Jenny Gonzalez
Comics:Too Negative
Website: http://www.jennydevildoll.com
Making comics since year of: 1995
Art education/schools attended: Parson's School of Design
Tools
Pencils: Usually just the mechanical pencils I get at the 99 cent store--this is a pretty lo-fi operation here!
Inks: The Japanese brush pen I use comes with it's own cartridges of ink.
Brushes: none
Pens: I have an assortment of pens mostly from Kinokuniya, this Japanese bookstore in Rockefeller Plaza. Ironically, the main one I use is manufactured by an American company, Pentel, but only distributed in Japan, so they have to import them! Another one I have has the Mitsubishi logo on it, like the car. I like the brush pens because of the variety of line you can get with them. I also have a fine tipped mechanical pen for doing background stuff where I don't want the line to be as strong. Oh, and I also use the plain old Pilot Precise V, available at any drugstore for lettering and Sharpies for filling in large black areas.
Paper: I like to use Vellum paper even though it's a little more expensive. Though I've also been known to draw full comix on the back of junk faxes we get at work.

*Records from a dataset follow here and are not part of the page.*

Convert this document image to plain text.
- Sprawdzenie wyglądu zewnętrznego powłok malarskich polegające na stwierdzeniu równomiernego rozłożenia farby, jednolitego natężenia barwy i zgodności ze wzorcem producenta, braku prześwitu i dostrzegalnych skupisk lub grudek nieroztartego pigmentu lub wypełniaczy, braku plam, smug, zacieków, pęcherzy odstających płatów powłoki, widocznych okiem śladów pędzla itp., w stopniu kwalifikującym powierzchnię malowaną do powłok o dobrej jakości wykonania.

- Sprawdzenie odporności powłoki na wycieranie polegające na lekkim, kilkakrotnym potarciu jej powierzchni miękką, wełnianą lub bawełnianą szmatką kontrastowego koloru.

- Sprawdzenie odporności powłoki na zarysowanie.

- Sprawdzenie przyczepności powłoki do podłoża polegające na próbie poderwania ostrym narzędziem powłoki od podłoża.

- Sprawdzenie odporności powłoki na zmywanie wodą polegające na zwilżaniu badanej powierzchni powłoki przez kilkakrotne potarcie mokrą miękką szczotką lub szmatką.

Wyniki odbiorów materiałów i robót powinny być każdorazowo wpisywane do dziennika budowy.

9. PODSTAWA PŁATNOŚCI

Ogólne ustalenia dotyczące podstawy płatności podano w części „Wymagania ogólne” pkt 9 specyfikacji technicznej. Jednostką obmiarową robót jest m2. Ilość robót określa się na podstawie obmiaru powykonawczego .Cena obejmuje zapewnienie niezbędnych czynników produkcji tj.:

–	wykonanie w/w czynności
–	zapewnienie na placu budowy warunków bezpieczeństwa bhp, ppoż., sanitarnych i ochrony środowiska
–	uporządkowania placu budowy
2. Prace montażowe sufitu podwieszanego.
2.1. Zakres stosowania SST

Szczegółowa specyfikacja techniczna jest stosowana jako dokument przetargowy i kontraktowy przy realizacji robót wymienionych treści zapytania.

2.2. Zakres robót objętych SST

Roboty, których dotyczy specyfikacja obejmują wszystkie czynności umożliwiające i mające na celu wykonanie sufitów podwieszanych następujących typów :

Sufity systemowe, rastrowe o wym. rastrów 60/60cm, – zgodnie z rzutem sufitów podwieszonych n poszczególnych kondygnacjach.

Lettering: It's all hand lettering
Color: When I do color strips for my online site I do it on Photoshop. Otherwise most of my stuff appears in black and white.
Layout/ Composition: I don't really think about it as much as I should, unfortunately. I just get so caught up in doing the drawings and moving the story along that most of my composition is very basic.
Convention Sketches (when different from illustrations done in the studio): I'm usually way too wired at conventions to sit and sketch. :) But if I did I'd probably use the same tools.
Tool timeline, starting from when you began drawing in any serious way until the present, and what spurred the changes: I've experimented with rapidographs, crowquills, and assorted calligraphy and brush pens trying to get a line I really like. So far the Japanese Pentel pen does it!
What tools you'd never use, and why: The Sakura brush pen. It's felt and the point gets blunt really quickly, so you can only get fine lines with it when it's brand new.
And lastly, any advice you'd like to give: The world needs more beautiful drawing.